En 1986, il devient président de la commission des finances, ce qui le conduit à la présidence du Sénat, qu’il emporte le 2 octobre 1998, un siècle après un autre Vosgien, Jules Ferry. Cette présidence ne lui fut pas offerte. Il dut aller la conquérir avec méthode et ténacité, à force d’attentions pour chacune et chacun, dont le souvenir dans cette chambre est impérissable.
Parce qu’il fut sincèrement meurtri par les mots d’un ancien Premier ministre, qui parla d’une « anomalie constitutionnelle » en évoquant la Haute Assemblée, il décida de placer sa présidence sous le signe de la défense d’une idée noble du bicamérisme, qui était pour lui la pierre angulaire de la démocratie.
Il voulait que le Sénat exerce la plénitude des prérogatives que lui reconnaît la Constitution : il souhaitait qu’il se fasse, au quotidien, la voix des territoires de France et organisa, dans cette perspective, les États généraux des territoires. Christian Poncelet voyait la décentralisation comme la « seule voie qui conduise à l’esprit d’entreprise », comme l’écrivait le général de Gaulle, qu’il citait alors pour défendre une République territoriale, fruit d’une réforme de l’État et de la gouvernance locale pour que les décisions soient prises au plus près des Françaises et des Français.
Il voulait aussi que le Sénat s’ouvre davantage au monde social et économique et aux forces vives de la Nation. Il défendait sans relâche une conception exigeante du rôle du législateur, en prônant un contrôle et une évaluation des politiques publiques toujours plus poussés.

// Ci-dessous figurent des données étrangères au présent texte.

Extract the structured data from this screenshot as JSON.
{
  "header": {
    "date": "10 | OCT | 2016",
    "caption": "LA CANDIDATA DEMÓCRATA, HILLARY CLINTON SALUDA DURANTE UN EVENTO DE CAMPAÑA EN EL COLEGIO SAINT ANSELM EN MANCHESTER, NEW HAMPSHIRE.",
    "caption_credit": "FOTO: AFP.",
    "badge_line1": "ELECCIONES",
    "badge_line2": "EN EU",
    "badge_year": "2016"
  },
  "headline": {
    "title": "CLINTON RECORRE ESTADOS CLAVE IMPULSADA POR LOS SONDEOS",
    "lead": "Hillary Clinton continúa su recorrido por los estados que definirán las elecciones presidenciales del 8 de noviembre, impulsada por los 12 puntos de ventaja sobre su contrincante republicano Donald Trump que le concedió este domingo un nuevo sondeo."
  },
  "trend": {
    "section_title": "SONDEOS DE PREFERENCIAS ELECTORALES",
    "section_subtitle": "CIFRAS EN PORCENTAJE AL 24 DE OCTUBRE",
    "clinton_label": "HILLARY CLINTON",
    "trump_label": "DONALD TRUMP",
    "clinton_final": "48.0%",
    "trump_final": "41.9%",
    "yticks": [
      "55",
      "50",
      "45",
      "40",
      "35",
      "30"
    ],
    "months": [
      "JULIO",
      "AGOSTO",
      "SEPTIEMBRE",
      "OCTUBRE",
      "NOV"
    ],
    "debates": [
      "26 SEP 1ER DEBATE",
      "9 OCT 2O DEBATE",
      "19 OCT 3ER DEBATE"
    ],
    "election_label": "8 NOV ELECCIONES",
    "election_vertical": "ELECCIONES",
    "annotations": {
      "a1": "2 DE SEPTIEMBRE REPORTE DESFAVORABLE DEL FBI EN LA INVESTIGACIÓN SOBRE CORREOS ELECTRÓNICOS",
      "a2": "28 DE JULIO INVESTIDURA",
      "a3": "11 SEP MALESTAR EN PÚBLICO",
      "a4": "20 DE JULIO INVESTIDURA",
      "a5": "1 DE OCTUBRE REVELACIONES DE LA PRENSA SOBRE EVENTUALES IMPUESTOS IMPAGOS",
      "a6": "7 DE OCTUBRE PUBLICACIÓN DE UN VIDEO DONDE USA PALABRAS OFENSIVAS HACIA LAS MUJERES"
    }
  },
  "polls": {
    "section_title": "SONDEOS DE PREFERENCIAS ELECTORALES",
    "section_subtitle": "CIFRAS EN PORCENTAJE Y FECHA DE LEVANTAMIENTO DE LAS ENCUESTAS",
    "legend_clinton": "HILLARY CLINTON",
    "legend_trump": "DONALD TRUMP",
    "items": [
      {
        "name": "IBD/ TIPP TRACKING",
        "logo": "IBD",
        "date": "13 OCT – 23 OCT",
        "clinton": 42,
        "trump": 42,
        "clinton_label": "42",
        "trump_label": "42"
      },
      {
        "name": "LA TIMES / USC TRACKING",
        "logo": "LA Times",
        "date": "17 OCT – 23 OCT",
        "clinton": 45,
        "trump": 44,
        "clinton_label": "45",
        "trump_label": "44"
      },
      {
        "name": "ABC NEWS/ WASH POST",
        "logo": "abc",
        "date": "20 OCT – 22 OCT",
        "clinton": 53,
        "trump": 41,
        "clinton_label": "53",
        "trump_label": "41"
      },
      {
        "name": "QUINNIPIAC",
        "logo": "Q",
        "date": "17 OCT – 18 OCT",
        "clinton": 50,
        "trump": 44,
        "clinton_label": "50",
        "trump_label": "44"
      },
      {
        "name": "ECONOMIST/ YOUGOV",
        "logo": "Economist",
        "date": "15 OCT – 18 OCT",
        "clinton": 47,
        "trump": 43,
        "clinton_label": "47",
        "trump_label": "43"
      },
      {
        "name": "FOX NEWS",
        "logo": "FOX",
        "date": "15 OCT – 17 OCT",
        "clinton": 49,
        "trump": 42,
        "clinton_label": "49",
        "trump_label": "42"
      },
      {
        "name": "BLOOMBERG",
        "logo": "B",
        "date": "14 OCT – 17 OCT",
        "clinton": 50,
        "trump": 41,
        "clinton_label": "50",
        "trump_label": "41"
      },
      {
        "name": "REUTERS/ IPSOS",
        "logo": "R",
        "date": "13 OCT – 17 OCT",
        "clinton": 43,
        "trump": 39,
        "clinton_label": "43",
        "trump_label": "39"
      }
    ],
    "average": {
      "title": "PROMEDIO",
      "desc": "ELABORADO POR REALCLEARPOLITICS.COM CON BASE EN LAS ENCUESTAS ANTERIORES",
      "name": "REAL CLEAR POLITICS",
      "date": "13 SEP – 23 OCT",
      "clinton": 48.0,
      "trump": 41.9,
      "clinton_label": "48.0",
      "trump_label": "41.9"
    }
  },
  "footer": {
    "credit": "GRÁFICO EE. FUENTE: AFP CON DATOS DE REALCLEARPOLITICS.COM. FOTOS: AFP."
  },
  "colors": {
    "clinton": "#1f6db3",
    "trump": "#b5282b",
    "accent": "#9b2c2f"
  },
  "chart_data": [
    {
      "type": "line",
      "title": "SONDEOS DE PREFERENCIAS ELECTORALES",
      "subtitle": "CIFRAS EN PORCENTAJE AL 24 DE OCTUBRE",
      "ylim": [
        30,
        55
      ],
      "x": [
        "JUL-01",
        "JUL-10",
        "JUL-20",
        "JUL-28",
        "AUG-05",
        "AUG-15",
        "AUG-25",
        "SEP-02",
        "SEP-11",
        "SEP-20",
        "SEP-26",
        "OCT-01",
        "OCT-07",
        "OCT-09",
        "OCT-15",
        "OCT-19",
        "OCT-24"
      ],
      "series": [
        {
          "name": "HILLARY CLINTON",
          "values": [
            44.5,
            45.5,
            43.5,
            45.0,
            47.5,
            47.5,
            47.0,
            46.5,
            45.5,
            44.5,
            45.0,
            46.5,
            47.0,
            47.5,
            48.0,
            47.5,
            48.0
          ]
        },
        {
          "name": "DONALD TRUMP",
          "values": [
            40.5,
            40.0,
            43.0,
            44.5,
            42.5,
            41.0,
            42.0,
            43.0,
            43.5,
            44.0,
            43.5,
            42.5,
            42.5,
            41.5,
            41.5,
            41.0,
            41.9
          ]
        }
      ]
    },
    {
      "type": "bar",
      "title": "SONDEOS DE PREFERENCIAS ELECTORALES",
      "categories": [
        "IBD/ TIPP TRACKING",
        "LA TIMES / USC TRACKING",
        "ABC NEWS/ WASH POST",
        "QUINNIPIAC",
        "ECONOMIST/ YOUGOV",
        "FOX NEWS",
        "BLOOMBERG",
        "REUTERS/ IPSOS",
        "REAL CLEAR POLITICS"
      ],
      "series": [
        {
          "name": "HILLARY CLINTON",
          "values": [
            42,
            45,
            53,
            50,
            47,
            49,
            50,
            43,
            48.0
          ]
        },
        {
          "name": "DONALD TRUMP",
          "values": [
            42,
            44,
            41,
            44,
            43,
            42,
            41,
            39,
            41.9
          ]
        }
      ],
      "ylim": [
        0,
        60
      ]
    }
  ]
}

Il aspirait également à mieux faire connaître le Sénat des Françaises et des Français, avec les expositions de photographie, que Paris peut encore apprécier au jardin du Luxembourg, et en participant au lancement, voilà vingt ans, de la chaîne Public Sénat.
Visionnaire sur ce que devait être l’avenir de la décision publique en France, il ouvrit enfin grand les portes du Sénat aux citoyennes et aux citoyens, à travers l’organisation de rendez-vous citoyens, pour que cette maison de la démocratie soit pleinement la leur.
Européen enfin, Christian Poncelet l’était profondément. Lui savait sans doute mieux que quiconque le coût de la guerre, pour avoir dédié sa vie à un territoire lacéré par les conflits.
Député européen, il fut un ardent défenseur de la coopération entre les peuples, et un ami de la Chine, précieux pour les relations privilégiées que la France entretenait avec elle.
Il se définissait d’ailleurs comme un « Européen convaincu », car il savait sans doute mieux que quiconque que la paix, œuvre de cette singulière communauté de destin qu’est l’Europe, n’a pas de prix et qu’elle est au cœur même de ce qui est avant tout une manière de penser le monde.
Christian Poncelet aura vécu cinquante-deux ans de vie politique, durant laquelle il n’aura jamais connu la défaite.
Sa dernière élection au conseil général des Vosges, emportée en 2011 au bénéfice de l’âge, sera son ultime pied de nez à celles ou ceux qui, tout au long de sa vie publique, ont caressé l’espoir de le battre.
Sa terre d’adoption le pleure aujourd’hui comme le plus enraciné de ses enfants. « Aimer et avoir la foi », disait-il avec simplicité en parlant du sens de l’engagement de toute une vie au service de Remiremont, des Vosges et de la France.
La voix de Christian Poncelet, en cet instant et devant sa famille et ses proches, se confond avec la nôtre et avec celle de la République tout entière. Elle résonnera pour toujours dans cet hémicycle : « Aimer et avoir la foi ».
À sa famille, à ses filles, à ses anciens collègues et amis du Sénat, à ses anciens collaborateurs et aux Vosgiens, j’exprime au nom du Gouvernement nos condoléances les plus sincères et le témoignage de notre profonde sympathie.